I’ve discussed supply chain development with hundreds of supply chain professionals. The most common remark I hear is: “Other sectors are much easier. Our supply chain is especially difficult.” Furniture sector companies highlight the challenges of low and lumpy demand, food sector companies the high volumes and spoilage risks, electronics companies lose sleep over short product life-cycles and the kind of rapid changes in trends and demand one might associate with the fashion industry. But, if it makes you feel any better, I can assure you that everyone has it tough.
Other sectors are much easier. Our supply chain is especially difficult.

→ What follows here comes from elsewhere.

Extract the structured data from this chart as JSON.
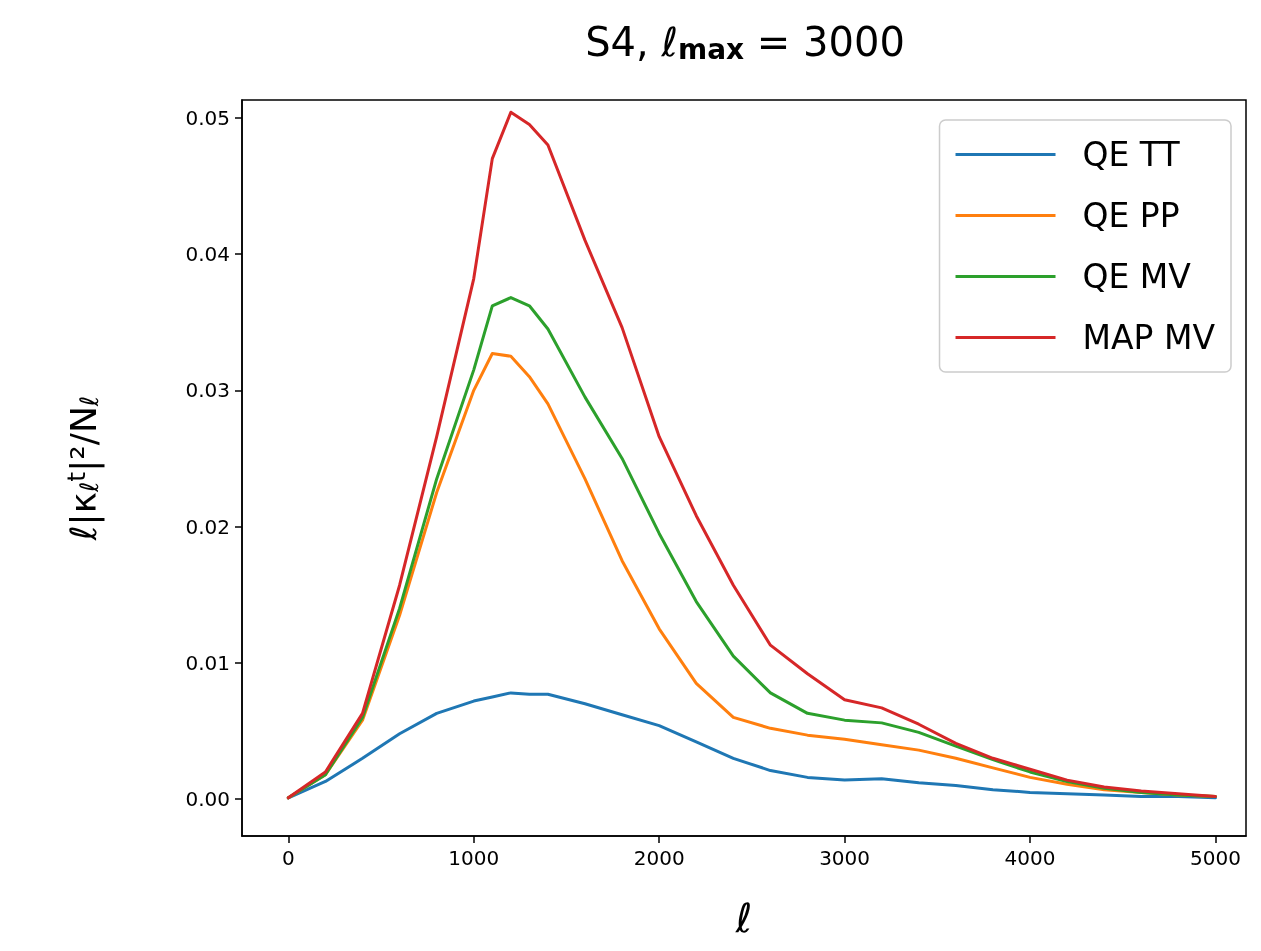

The challenges vary, but the nature of competition means that in any industry where forecasting or supply chain management are a bit easier, the bar for accuracy rises accordingly. I’m not the first in the supply chain field to pick up on this fact of life. Marshall Fisher’s “What is the right supply chain for your product?” still gives the best overview of the various supply chain challenges faced by different business sectors (more on it here).
To be fair not everyone thinks they have it more difficult than their opposite numbers in other areas. One particular supply chain director once confided to me: “This retail supply chain is so easy; you order and deliver the same goods, you just have to do the planning right”. This guy had moved into retail from shipbuilding, and considered the challenges retail supply chain managers faced rather more straightforward than managing the network of hundreds of interlinked subcontractors delivering the one-of–a-kind projects he’d overseen before. You see, there’s always someone worse off than yourself!
This retail supply chain is so easy; you order and deliver the same goods, you just have to do the planning right.